Maulana Wahiduddin Khan | The Sunday Guardian | April 18, 2021
Fasting is an exercise in self-discipline. During the month of Ramadan, the believer abstains from food and drink in the daytime of his own free will. It is only after sunset that he satisfies his hunger and quenches his thirst. In this way, he builds up his self-control. By practicing restraint for one month in a year, he is able to lead a life of self-discipline in all matters for the rest of the year.
Apart from man, there are innumerable other things in the universe, all of which—having no free will of their own—adhere strictly to God’s law. Man, however, is not in the same category as these things, for God has given him the freedom to choose the path that he wants to tread. Notwithstanding this divine gift of freedom of will, it is still the desire of the Almighty that man should, by his own choice, tread the path of obedience.
It is, therefore, to condition him to follow the path of restraint that the rule of fasting has been laid down. No mere annual ritual, fasting is a form of training undergone every ninth month of the Muslim year. It is not just a matter of temporarily enduring hunger and thirst; it is a lesson in the permanent practice of patience and tolerance throughout one’s entire life.

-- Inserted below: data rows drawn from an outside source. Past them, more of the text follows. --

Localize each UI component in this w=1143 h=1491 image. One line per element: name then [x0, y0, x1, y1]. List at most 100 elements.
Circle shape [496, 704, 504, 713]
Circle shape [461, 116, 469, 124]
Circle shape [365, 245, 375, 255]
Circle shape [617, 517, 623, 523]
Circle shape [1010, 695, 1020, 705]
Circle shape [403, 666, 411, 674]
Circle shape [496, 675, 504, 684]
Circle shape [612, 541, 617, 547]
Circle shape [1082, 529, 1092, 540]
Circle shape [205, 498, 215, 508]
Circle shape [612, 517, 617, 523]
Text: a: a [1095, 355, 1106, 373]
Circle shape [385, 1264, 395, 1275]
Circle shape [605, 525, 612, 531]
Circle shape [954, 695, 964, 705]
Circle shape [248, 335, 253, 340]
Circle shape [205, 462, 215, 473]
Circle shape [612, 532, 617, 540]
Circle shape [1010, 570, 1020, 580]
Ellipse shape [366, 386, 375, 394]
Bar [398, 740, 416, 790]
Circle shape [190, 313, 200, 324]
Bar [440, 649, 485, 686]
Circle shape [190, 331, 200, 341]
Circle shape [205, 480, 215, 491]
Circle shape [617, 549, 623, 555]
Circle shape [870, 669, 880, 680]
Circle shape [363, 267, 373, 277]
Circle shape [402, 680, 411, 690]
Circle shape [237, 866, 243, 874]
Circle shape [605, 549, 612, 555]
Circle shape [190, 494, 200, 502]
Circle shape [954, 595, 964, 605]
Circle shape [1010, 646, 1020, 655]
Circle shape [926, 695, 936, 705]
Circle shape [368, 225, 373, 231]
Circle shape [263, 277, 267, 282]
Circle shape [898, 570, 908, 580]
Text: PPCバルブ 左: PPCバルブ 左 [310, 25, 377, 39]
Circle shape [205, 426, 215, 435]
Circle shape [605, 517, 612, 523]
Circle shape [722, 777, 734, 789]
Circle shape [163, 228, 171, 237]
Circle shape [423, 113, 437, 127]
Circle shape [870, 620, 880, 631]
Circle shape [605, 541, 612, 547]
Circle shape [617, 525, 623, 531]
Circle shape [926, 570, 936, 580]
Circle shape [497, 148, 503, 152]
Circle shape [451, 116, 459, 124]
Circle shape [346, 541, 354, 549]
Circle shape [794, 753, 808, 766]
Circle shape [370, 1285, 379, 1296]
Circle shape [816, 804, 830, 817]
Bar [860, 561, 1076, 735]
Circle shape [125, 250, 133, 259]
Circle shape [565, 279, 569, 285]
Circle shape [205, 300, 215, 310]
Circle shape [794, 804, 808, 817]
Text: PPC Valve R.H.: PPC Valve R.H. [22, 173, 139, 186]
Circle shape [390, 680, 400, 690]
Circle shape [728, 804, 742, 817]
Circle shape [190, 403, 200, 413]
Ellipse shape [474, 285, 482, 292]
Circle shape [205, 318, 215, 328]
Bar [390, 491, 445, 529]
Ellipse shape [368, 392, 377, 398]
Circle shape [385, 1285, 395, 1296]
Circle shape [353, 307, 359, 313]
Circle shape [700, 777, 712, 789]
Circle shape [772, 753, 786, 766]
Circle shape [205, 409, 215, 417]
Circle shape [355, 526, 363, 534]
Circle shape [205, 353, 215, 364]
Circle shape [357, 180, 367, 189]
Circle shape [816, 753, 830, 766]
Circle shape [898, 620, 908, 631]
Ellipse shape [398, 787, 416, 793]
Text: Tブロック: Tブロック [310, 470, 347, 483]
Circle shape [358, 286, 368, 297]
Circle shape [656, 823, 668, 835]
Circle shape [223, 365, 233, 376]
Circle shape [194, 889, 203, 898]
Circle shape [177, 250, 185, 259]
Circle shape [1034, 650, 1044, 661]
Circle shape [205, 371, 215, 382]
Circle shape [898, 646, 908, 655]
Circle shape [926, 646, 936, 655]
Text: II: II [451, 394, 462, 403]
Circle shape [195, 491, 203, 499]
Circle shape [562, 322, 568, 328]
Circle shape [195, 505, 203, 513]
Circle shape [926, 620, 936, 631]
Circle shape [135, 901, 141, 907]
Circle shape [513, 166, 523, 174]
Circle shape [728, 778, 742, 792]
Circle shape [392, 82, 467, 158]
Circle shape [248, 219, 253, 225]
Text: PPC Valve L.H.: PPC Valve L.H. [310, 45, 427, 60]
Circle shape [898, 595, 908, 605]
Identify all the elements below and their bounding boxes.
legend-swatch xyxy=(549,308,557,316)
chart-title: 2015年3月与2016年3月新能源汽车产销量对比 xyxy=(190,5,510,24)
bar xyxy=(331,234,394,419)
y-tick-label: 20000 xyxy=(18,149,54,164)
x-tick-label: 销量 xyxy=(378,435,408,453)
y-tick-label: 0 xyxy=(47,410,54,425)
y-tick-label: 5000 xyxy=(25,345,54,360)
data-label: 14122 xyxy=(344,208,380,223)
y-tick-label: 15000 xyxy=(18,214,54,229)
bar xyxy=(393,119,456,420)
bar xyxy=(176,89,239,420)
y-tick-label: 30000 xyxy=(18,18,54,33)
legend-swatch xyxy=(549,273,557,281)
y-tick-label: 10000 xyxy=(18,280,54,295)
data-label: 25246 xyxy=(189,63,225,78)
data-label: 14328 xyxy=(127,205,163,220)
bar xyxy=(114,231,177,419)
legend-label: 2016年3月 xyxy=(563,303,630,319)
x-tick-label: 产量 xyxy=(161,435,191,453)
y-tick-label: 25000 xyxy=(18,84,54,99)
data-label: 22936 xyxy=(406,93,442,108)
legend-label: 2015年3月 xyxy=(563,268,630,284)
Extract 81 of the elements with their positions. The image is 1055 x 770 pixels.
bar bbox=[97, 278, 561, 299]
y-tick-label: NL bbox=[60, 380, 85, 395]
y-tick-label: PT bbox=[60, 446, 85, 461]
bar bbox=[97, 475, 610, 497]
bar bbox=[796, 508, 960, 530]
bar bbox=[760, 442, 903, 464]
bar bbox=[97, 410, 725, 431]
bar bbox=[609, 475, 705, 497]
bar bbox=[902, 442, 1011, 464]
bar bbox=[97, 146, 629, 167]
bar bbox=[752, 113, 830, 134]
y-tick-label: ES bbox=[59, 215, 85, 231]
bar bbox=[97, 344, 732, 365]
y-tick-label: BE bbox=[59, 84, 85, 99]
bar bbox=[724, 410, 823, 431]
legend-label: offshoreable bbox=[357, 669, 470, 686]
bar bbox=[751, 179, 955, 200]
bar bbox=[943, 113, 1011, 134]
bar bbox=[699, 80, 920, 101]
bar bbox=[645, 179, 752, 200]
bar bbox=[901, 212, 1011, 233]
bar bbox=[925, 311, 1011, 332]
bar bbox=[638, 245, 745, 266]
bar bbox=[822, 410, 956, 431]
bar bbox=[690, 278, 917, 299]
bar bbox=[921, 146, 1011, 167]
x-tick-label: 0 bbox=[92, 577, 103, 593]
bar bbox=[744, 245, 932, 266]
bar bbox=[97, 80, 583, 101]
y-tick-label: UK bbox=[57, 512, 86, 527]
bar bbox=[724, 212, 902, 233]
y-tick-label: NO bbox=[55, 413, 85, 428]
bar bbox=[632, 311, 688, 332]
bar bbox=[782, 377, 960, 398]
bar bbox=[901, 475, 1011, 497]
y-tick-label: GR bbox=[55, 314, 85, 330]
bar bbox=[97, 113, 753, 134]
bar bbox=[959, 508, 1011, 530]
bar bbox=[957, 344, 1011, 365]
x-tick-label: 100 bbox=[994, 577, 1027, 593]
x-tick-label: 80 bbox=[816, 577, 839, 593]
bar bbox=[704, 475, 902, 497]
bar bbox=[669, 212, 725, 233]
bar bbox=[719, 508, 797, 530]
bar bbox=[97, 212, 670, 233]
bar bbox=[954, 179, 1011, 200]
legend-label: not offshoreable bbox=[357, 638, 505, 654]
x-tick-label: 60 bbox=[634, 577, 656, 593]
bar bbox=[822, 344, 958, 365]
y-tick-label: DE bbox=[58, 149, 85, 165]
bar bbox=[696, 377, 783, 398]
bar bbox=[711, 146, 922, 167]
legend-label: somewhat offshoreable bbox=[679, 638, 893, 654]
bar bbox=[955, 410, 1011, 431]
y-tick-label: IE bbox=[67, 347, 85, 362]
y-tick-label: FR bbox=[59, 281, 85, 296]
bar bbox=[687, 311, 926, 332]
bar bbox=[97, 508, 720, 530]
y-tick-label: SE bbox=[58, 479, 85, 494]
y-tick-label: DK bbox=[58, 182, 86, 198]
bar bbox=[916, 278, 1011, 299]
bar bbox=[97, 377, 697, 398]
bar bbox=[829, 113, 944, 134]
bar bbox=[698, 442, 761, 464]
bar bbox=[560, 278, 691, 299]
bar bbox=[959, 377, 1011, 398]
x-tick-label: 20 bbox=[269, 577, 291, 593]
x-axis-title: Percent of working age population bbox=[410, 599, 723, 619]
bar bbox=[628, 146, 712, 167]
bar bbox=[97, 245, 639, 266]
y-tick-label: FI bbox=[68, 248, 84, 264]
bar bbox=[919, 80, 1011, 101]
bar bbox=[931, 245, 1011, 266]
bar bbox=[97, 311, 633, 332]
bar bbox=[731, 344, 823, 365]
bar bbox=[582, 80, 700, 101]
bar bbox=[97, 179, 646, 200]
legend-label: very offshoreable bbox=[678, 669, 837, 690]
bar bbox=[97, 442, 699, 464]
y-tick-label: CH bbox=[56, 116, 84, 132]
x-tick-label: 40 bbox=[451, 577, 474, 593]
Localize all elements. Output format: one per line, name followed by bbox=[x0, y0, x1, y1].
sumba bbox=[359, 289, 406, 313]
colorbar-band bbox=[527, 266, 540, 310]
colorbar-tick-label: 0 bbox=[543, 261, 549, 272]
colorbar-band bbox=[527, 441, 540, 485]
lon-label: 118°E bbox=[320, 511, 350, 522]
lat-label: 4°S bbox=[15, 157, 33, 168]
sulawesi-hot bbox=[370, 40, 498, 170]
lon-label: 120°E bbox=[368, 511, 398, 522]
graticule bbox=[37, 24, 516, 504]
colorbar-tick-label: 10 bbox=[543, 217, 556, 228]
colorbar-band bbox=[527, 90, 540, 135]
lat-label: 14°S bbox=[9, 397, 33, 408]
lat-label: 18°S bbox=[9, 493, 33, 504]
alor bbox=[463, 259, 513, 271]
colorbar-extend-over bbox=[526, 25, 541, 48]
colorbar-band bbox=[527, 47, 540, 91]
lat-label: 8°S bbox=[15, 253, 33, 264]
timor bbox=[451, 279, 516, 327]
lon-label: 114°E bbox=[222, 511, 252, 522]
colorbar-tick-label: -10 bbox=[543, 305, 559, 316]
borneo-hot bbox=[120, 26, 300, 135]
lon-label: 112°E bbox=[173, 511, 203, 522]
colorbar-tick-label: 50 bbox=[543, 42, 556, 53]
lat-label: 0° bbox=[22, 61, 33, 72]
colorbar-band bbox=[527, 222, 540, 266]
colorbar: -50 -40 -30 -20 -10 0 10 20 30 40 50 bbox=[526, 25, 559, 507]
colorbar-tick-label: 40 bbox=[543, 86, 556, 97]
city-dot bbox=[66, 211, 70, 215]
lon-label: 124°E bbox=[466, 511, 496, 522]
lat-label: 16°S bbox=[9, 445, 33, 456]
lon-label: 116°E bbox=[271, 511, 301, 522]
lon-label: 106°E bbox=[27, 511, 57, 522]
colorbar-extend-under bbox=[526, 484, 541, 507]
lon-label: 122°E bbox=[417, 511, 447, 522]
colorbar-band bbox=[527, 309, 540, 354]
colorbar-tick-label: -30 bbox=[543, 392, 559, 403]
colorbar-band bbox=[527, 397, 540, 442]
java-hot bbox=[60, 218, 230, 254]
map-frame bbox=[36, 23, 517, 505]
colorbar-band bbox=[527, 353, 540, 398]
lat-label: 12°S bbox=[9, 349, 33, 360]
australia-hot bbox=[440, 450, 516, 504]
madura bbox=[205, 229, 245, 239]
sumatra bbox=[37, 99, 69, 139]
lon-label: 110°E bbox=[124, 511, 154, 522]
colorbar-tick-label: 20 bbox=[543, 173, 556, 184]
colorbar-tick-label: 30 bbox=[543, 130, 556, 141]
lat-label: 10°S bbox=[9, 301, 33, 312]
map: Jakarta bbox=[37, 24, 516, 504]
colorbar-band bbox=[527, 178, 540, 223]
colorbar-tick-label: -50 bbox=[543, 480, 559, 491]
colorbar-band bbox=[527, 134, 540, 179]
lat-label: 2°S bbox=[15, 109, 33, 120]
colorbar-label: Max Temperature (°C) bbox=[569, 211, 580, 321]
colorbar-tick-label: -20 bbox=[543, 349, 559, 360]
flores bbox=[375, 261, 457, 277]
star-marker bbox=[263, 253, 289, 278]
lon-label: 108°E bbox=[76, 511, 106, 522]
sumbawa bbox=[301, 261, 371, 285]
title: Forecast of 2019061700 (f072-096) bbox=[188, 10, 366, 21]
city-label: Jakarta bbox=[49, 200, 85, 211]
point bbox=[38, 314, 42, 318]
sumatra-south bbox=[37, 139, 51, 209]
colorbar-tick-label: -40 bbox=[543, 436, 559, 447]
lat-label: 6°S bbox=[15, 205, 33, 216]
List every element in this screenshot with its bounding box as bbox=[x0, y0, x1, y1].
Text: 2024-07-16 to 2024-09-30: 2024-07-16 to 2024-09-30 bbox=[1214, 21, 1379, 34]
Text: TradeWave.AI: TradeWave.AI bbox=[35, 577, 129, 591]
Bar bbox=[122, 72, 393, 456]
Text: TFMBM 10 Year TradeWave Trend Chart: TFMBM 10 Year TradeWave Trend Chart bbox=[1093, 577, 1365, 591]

While on a fast, a man may have food and water before him but, despite his hunger and thirst, he will make no move to eat or drink. He exercises self-control. God desires that he should also exercise the same restraint whenever he gets the opportunity to display his ego and his arrogance. He must not fall into unjust ways just because the bait is tempting, and all doors have been opened for him. If man is to earn God’s favour, he must eschew the path forbidden by Him, and set his feet firmly on the path of modesty and humility.